San Franciscans blend the Dead to Hawkwind: "Hall of the Mountain Grill" meets Mountain Girl? The first couple of songs take on the British band's assault, textured and processed in a muddy early-70s sludge. The Dead's more pastoral style infused the next two, and the fifth and sixth tracks mix the styles. Song seven builds up to the best one, but songs eight and nine then fall back into lassitude and dissipate the energy of the middle section of the record.
This all shows intentional arrangement of these songs to flow, but they do seem uneven on each end ebbing around the peaks midway. The band lacks distinctive vocals or standout instrumentalists, but this mushy production, as on their appropriately titled 2009 follow-up "When Sweet Sleep Returned" (also reviewed by me) does reveal consistency in hearkening back to a psychedelia that evokes the aftermath of the Sixties rather than its frenzied heyday.

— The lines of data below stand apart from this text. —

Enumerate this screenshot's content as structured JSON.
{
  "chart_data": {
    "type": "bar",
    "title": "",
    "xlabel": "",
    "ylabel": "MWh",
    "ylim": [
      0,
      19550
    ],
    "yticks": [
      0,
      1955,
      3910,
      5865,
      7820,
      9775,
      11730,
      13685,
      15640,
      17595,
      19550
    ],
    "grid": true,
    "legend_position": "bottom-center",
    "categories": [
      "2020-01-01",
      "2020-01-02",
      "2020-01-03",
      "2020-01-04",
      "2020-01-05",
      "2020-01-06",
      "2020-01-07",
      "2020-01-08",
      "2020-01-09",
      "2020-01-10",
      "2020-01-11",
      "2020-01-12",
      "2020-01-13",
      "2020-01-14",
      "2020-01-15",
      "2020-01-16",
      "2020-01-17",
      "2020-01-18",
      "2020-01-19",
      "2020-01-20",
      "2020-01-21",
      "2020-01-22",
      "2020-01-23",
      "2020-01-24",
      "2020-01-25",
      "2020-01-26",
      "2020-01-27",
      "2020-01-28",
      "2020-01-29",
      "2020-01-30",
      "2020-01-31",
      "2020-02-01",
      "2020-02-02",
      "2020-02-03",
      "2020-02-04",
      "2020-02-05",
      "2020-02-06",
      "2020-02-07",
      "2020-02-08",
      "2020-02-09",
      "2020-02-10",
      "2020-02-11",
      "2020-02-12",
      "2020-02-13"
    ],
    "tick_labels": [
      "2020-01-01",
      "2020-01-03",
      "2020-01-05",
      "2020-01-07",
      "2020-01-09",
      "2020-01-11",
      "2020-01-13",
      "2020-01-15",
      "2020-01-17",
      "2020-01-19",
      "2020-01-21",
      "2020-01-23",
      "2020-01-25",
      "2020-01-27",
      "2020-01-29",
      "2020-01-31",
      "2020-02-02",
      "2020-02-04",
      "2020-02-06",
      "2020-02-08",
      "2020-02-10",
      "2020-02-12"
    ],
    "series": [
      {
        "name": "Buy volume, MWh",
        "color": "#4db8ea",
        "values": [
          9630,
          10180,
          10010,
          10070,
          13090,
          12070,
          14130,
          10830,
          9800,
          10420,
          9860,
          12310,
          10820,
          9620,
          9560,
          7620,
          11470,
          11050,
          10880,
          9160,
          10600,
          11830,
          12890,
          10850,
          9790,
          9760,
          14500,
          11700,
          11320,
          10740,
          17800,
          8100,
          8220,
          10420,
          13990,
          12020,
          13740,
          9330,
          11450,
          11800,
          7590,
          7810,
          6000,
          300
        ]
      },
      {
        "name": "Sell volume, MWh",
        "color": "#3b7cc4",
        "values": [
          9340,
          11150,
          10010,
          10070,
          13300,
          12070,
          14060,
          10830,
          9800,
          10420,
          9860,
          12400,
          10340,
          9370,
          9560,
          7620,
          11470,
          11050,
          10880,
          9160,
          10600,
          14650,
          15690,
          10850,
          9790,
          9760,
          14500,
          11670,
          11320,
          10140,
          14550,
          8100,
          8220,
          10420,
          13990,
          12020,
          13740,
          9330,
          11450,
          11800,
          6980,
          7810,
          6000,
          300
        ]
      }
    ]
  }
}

I like Hawkwind '72-'75 more than the Grateful Dead, so my reaction may not match yours. This band on both CDs also recalls coastal neighbors Comets on Fire in its admiration for an overlay of synthesized, vintage distortion over guitar rock that looks backward to a mishmash of terse prog, freaky folk, and placid interludes that swirl around a dirty, muddy sound. While only "D. Brown" for me works totally, there's promise on both records that will keep me listening to this band's efforts.